Based on atomistic molecular dynamics simulations of peptide–membrane systems and experiments on phospholipid liposomes, our study provides insights into the influence of influenza fusion peptide N-terminal group on its interaction with lipid membrane and the resulting fusogenic activity. According to our observations, the most fusogenic form of the fusion peptide corresponds to a tight helical hairpin, deeply buried within the membrane, and adopting membrane-spanning orientation. As expected, we find that an unmodified, charged N-terminal amino group contributes positively to the fusogenic activity in comparison with neutral, acetylated N-terminus.
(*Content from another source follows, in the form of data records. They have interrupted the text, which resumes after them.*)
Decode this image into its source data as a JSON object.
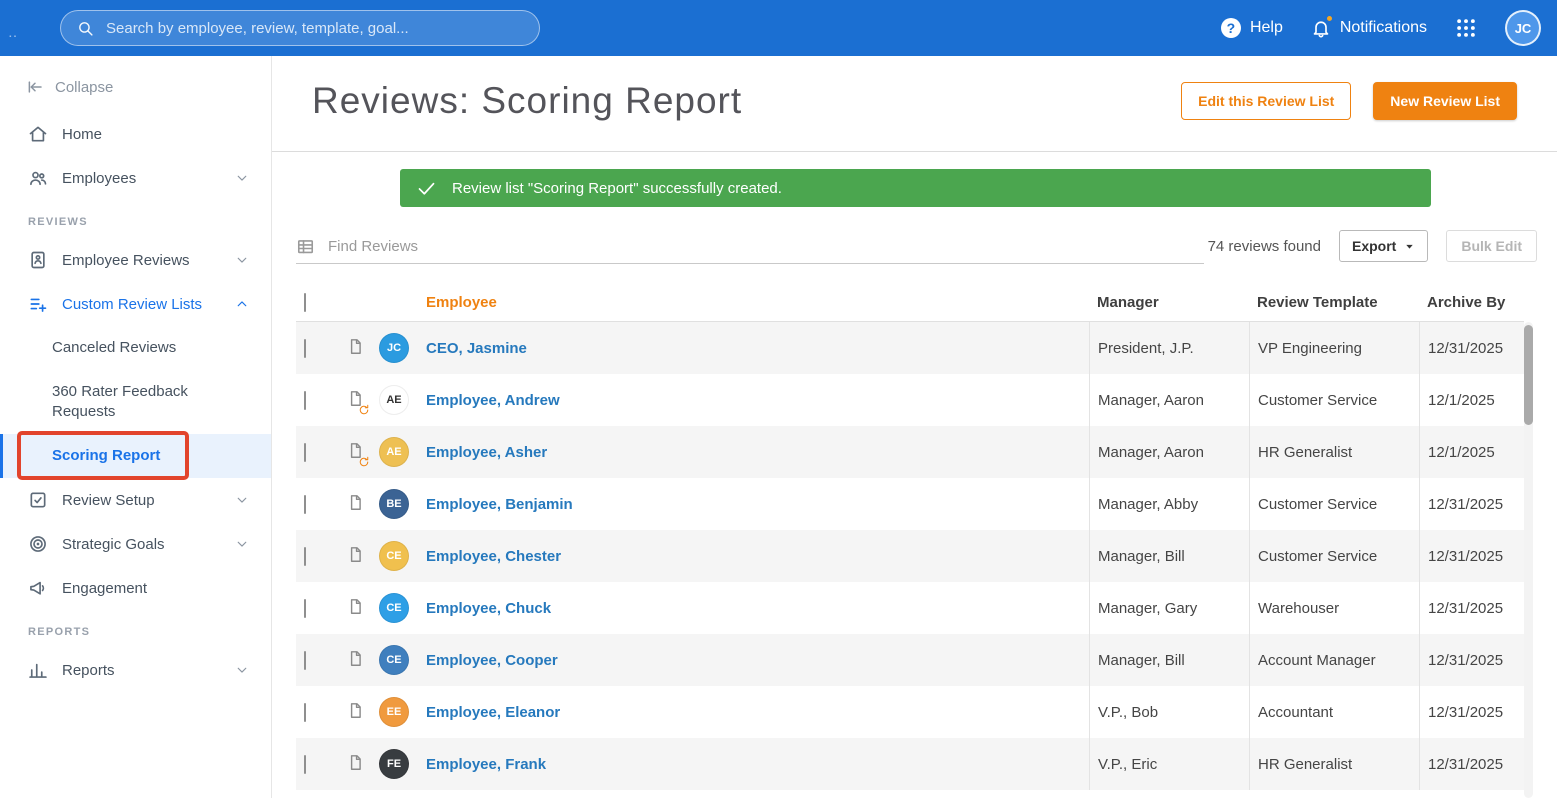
{
  "topbar": {
    "search_placeholder": "Search by employee, review, template, goal...",
    "help_label": "Help",
    "notifications_label": "Notifications",
    "avatar_initials": "JC"
  },
  "sidebar": {
    "collapse_label": "Collapse",
    "items": [
      {
        "type": "link",
        "icon": "home-icon",
        "label": "Home"
      },
      {
        "type": "link",
        "icon": "employees-icon",
        "label": "Employees",
        "chevron": "down"
      },
      {
        "type": "section",
        "label": "REVIEWS"
      },
      {
        "type": "link",
        "icon": "employee-reviews-icon",
        "label": "Employee Reviews",
        "chevron": "down"
      },
      {
        "type": "link",
        "icon": "custom-review-lists-icon",
        "label": "Custom Review Lists",
        "chevron": "up",
        "active": true
      },
      {
        "type": "sublink",
        "label": "Canceled Reviews"
      },
      {
        "type": "sublink",
        "label": "360 Rater Feedback Requests"
      },
      {
        "type": "sublink",
        "label": "Scoring Report",
        "selected": true,
        "annotated": true
      },
      {
        "type": "link",
        "icon": "review-setup-icon",
        "label": "Review Setup",
        "chevron": "down"
      },
      {
        "type": "link",
        "icon": "strategic-goals-icon",
        "label": "Strategic Goals",
        "chevron": "down"
      },
      {
        "type": "link",
        "icon": "engagement-icon",
        "label": "Engagement"
      },
      {
        "type": "section",
        "label": "REPORTS"
      },
      {
        "type": "link",
        "icon": "reports-icon",
        "label": "Reports",
        "chevron": "down"
      }
    ]
  },
  "page": {
    "title": "Reviews: Scoring Report",
    "edit_list_button": "Edit this Review List",
    "new_list_button": "New Review List",
    "success_message": "Review list \"Scoring Report\" successfully created.",
    "find_placeholder": "Find Reviews",
    "results_count": "74 reviews found",
    "export_button": "Export",
    "bulk_edit_button": "Bulk Edit"
  },
  "table": {
    "columns": [
      "Employee",
      "Manager",
      "Review Template",
      "Archive By"
    ],
    "rows": [
      {
        "name": "CEO, Jasmine",
        "initials": "JC",
        "avatar_color": "#2b9be0",
        "manager": "President, J.P.",
        "review_template": "VP Engineering",
        "archive_by": "12/31/2025",
        "doc": "default"
      },
      {
        "name": "Employee, Andrew",
        "initials": "AE",
        "avatar_color": "#ffffff",
        "avatar_text_color": "#333333",
        "manager": "Manager, Aaron",
        "review_template": "Customer Service",
        "archive_by": "12/1/2025",
        "doc": "refresh"
      },
      {
        "name": "Employee, Asher",
        "initials": "AE",
        "avatar_color": "#eec053",
        "manager": "Manager, Aaron",
        "review_template": "HR Generalist",
        "archive_by": "12/1/2025",
        "doc": "refresh"
      },
      {
        "name": "Employee, Benjamin",
        "initials": "BE",
        "avatar_color": "#3b6394",
        "manager": "Manager, Abby",
        "review_template": "Customer Service",
        "archive_by": "12/31/2025",
        "doc": "default"
      },
      {
        "name": "Employee, Chester",
        "initials": "CE",
        "avatar_color": "#f0c04e",
        "manager": "Manager, Bill",
        "review_template": "Customer Service",
        "archive_by": "12/31/2025",
        "doc": "default"
      },
      {
        "name": "Employee, Chuck",
        "initials": "CE",
        "avatar_color": "#2e9fe6",
        "manager": "Manager, Gary",
        "review_template": "Warehouser",
        "archive_by": "12/31/2025",
        "doc": "default"
      },
      {
        "name": "Employee, Cooper",
        "initials": "CE",
        "avatar_color": "#3f7fbe",
        "manager": "Manager, Bill",
        "review_template": "Account Manager",
        "archive_by": "12/31/2025",
        "doc": "default"
      },
      {
        "name": "Employee, Eleanor",
        "initials": "EE",
        "avatar_color": "#f09a3e",
        "manager": "V.P., Bob",
        "review_template": "Accountant",
        "archive_by": "12/31/2025",
        "doc": "default"
      },
      {
        "name": "Employee, Frank",
        "initials": "FE",
        "avatar_color": "#383c40",
        "manager": "V.P., Eric",
        "review_template": "HR Generalist",
        "archive_by": "12/31/2025",
        "doc": "default"
      }
    ]
  },
  "colors": {
    "topbar": "#1b6fd2",
    "accent": "#ef8211",
    "green": "#4ba64f",
    "link": "#2679bd",
    "active": "#1a73e8",
    "annotation": "#e2442c"
  }
}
We ascribe the following roles to the charged N-terminus: (a) stabilization of the closed hairpin peptide form by hydrogen bonds with residues 21–23; (b) stabilization of perpendicular, centrally located membrane spanning hairpin configuration by maintaining polar contacts with aqueous environment and membrane phosphate groups, which, together with analogous interactions on the kink side, contribute to a pair of forces that fix hairpin ends to opposite sides of the bilayer; and (c) influence on lipid disorder by promoting phosphate groups intrusions into the nonpolar membrane core.